Iniciando-se a leitura de Greve a ideia que logo temos é de que estamos perante uma brincadeira fácil, daquelas que todos seriam capazes de criar caso a isso se dedicassem.
Claro que antes de a tal se dedicarem seria preciso nela pensarem, o que é o grande momento de génio de qualquer obra admirável.
No caso deste livro o momento de génio não se restringe a alcançar a ideia deste livro, vem ainda mais da insistência cumulativa do jogo feito com as muitas aplicações da palavra "ponto".
Catarina Sobral vai buscar muitas referências que a memória não produz facilmente e trata-as na procura de superar as convenções óbvias.
O acumular de referências linguísticas é mais do que matéria da imaginação, é a matéria-prima de um labor de escritora em busca de encontrar novas possibilidades dentro da tradição da Língua Portuguesa.
O contacto popular e oral com a Língua é assumido como complemento de inovação para os usos escritos da mesma, como que querendo preservar e perpetuar a inventividade que pertence a todos e que, neste caso, tem a vantagem de se dar de forma mais simples e que todos reconhecem, com a perspectiva de o fazer tanto para um público mais novo que ainda se molda à Língua Portuguesa e para um público mais velho que aprecia as suas possibilidades.
Um trabalho técnico de escritora que Catarina Sobral complementa com um trabalho de artista, fazendo com que as imagens superem as barreiras que as palavras encontram no seu caminho.
Nesse campo, a ideia de uso dos recortes que dão forma às cenas assemelha-se à usada nas palavras: os novos significados das imagens acrescentam aos significados anteriores das suas partes.
A "tradição" aqui é tanto a origem do material, que permanece visível e inalterada e apenas moldada a novas formas, como as referências dessa tradição da colagem, daquela inevitável que são as obras de Georges Braque no início do século XX e até aquelas da animação seja Terry Gilliam ou Zbigniew Rybczynski.
A conjugação de escritora e ilustradora é perfeita neste livro, fazendo de Catarina Sobral uma autora de uma identidade só.
Isso é mais visível na maneira como trabalha o livro como um todo, objecto de expressão que supera as ideias estabelecidas sobre o mesmo (algo que é habitual nas edições Orfeu Mini que entretanto foram lidas por aqui).
Trabalha-o desde algo tão "simples" como a brincadeira consigo mesma feita na contracapa do livro a algo tão "complicado" como a inserção do frontespício e da ficha de refência nas próprias páginas ilustradas do livro.
Pode dizer-se que se trata do reconhecimento das páginas e espaços do livro normalmente reservados a informações técnicas ou informativas como matéria de uso para corte e colagem global da forma do próprio livro.
Catarina Sobral consegue-o e nunca aliena o leitor no processo.
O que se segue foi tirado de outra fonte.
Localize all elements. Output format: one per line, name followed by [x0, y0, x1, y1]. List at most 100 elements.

O leitor é acolhido e acarinhado no seio do livro e encontra mesmo um desafio no Post Scriptum.
Esse funciona como o lançamento de um outro livro, uma sequela autónoma que a autora (provavelmente) nunca pretende escrever.
Trata-se de um repto ao leitor, para que este invente agora o seu jogo de linguagem, que se torne um autor (à sua escala) e amante da Língua.
Assim ela poderá seguir adiantes criando outras obras, mas legando a cada leitor - e, novamente, aos mais novos primeiro - uma independência da imaginação.


Greve (Catarina Sobral)
Orfeu Mini / Orfeu Negro
1ª edição - Outubro de 2011
52 páginas

segunda-feira, 1 de fevereiro de 2010

Inclinado sobre o livro

O delicioso O Livro Inclinado tem uma história muito simples, feita de pequenos episódios caricatos causados por um carrinho de bebé que rola solto por uma ladeira abaixo.
Mas a história é acessória, ritmada e divertida nas suas quadras - dois traços que a tradução portuguesa mantém e até mesmo valoriza - e magnificamente ilustrada, mas acessória.
O que importa é compreender como o mecanismo constitutivo do livro, a sua inclinação, é motivo central do jogo de leitura e de significados.
Tal como com O incrível rapaz que comia livros, aqui se apela à interacção com o significado do livro como objecto dinâmico, mutável e surpreendente.
Ao quebrar a barreira do rectângulo - como os livros de pop-ups fazem de uma outra forma - este livro cria uma riqueza para o livro que obrigatoriamente fará o leitor a ele reagir e se indagar sobre o que mais pode, afinal, um livro ser para além da definição - que neste caso significará igualmente limitação - académica que se habituou a conhecer.
Mas há algo de ainda mais curioso na inclinação do livro. Com as letras a escorregaram nas páginas da esquerda (quando temos o livro aberto) e as figuras a escorregarem nas páginas na direita, o leitor é conduzido ao coração do livro, convidado a um mergulho quase literal no interior do objecto que se apresenta à sua frente.
Onde as imagens e as palavras colidiriam está um espaço em branco, mas está também a imaginação do leitor.
O livro não só se apresenta como objecto, como obriga (agradavelmente) o leitor a tornar-se parte do livro.
Todos estes efeitos que resultam de um artifício realmente tão simples - mas que alguém teve de imaginar de forma pioneira - e todos os outros que cada leitor poderá descobrir por si, tornam O Livro Inclinado numa obra que 100 anos depois ainda surpreende e ainda merece o culto que foi ganhando.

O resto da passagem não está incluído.